Investigating The Italian Detective

Italian crime fiction authors have experimented within the formulaic genre in the name of social commentary.

Italian Detective

Italian crime fiction authors have experimented within the formulaic genre, evidenced by their innovative inspectors.

In our recent history, Italian crime fiction authors have made a name for themselves. There is a certain allure to the juxtaposition of Italy’s beauty and the murderous grotesque. However, Italian writers have gone beyond this popular trend of setting their crime novels in the bel paese and have experimented in unique and innovative ways. Italy’s collection of authors has taken liberties with the classically formulaic genre to comment on broader society, creating a more complex mystery overall. detective

The formula for what we now know as some of the foundational novels of crime fiction was originally developed in America and Britain, by authors such as Edgar Allan Poe and Sir Arthur Conan Doyle. WH Auden outlined the perfect detective novel, comprised of five parts — the “milieu, the victim, the murderer, the suspects, the detective” — in his article for Harper’s Bazaar in 1948. His definition of each of these components is fairly rigid, leaving little room for discussion or experimentation. In fact, he clarifies that he can only think of three “completely satisfactory detectives” — Holmes, French and Brown — as they represent the ideally ethical state of society. As Auden notes, this up-and-coming genre of the “Whodunit” earned a popular reception from readers, for the consumption of “detective stories is an addiction like tobacco or alcohol.” From the outset, murder mystery authors experienced success both at home and abroad.

In Italy, crime fiction quickly gained traction in the late 1920s, only to be met a few decades later with censorship under Mussolini’s reign. Famous publishing house Mondadori originally translated and printed foreign crime fiction novels with yellow covers, from which the name for the Italian genre originated — gialli. In the 1930s, Italian writers tried their own hand at penning murder mysteries; however, these initial attempts were quickly halted by the Fascist regime starting in the 1940s. Mussolini’s vision for the country was “harmonious and crime free”, which the gialli genre clearly subverted in their “unpatriotic…portrayal of the state.” The post-war era ended censorship of the arts, including literature; thus, Italian crime fiction authors could once again put pen to paper. 

Italian crime literature experienced a significant renaissance in the 1950s and 60s. This occurred during a period of change for the country as a whole, as the process of urbanization and industrialization swept the nation. Simultaneously, the influence of American culture (ushered in by the arrival of the Allies) affected Italian culture through its propaganda, advertisements and films. With these fundamental societal developments came an evolution to crime writing style and content.

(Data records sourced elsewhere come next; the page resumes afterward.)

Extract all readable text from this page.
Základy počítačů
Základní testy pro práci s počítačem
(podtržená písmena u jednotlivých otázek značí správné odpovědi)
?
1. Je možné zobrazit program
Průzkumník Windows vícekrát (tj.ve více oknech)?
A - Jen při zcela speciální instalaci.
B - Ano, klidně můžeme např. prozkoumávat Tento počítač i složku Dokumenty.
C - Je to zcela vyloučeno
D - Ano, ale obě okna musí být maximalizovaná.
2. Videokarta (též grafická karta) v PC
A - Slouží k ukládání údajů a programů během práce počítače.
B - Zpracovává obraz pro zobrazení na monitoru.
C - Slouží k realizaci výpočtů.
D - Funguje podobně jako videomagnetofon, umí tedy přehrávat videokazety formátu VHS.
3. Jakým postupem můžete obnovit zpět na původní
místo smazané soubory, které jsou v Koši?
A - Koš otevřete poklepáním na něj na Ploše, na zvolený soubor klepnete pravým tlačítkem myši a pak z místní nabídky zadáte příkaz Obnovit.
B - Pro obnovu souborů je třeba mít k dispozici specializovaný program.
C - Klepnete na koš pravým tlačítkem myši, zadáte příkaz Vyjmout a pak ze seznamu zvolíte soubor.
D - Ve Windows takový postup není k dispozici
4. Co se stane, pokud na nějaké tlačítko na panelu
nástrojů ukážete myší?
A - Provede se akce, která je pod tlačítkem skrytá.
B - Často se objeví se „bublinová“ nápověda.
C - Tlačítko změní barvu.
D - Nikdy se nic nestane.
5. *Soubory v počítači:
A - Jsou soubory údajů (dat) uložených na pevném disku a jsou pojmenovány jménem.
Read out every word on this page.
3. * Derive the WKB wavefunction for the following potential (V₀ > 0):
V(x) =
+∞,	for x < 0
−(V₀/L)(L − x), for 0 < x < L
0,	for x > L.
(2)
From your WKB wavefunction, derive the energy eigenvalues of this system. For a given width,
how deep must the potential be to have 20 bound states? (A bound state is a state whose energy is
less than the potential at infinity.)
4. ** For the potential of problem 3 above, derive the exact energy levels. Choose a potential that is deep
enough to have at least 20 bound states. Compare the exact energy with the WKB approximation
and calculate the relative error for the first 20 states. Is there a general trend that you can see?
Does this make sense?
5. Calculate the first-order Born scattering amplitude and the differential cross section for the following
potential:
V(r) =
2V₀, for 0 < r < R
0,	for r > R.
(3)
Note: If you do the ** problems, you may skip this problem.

Needless to say, this was a unique time in Italian history to be producing literature. Authors moved their novels from the classically idyllic town to the confusion of the big city — think Gadda’s bustling Roman community in Quer pasticciaccio brutto de via Merulana — and began to take liberties with Auden’s modus operandi to highlight societal issues and contribute to political commentary. This transformation in milieu and motivation beckoned an evolution of the inspector. In industrialized America, for instance, the competitive and self-interested “hard-boiled detective” prowled the concrete jungle in search of justice á la Chandler’s Philip Marlowe.

In Italy, detectives refuse to adhere to a mold. Leonardo Sciascia’s Professor Laurana (A ciascuno il suo, 1968), for example, is an introverted intellectual whose blind faith in the justice system gets the better of him in the end. Not only does Sciascia’s novel upset one of the key conventions of the crime novel — a restoration of peace — but his hero is also flawed. More recently, feminist author Dacia Maraini’s Voci (1994) revolves around two central female characters, one investigating the death of the other. The author utilizes the genre to communicate the “scandalous number of unsolved crimes against women” in Italy. Maraini turns the conventions of the genre on its head in the name of feminist commentary. Algerian-Italian writer Amara Lakhous’s Scontro di civiltá per un ascensore in Piazza Vittorio (2006) satirically exposes the inner-workings of a multiethnic community in response to the murder of a man in an elevator. Scontro follows amateur detective Amedeo/Ahmed who gathers perspectives from his neighbors. His giallo brings to light the narratives, definitions and experiences of the “Italian immigrant” in a profound way. 

Italian writers have added their own flair and innovation to the crime fiction canon. The original conventions laid out by Auden and early writers provided a jumping-off point for Italian authors. Whether it be in the name of social commentary or to demonstrate the fallibility of a hero, these authors have laid the foundation for meaningful literature — even if it does “break the rules.”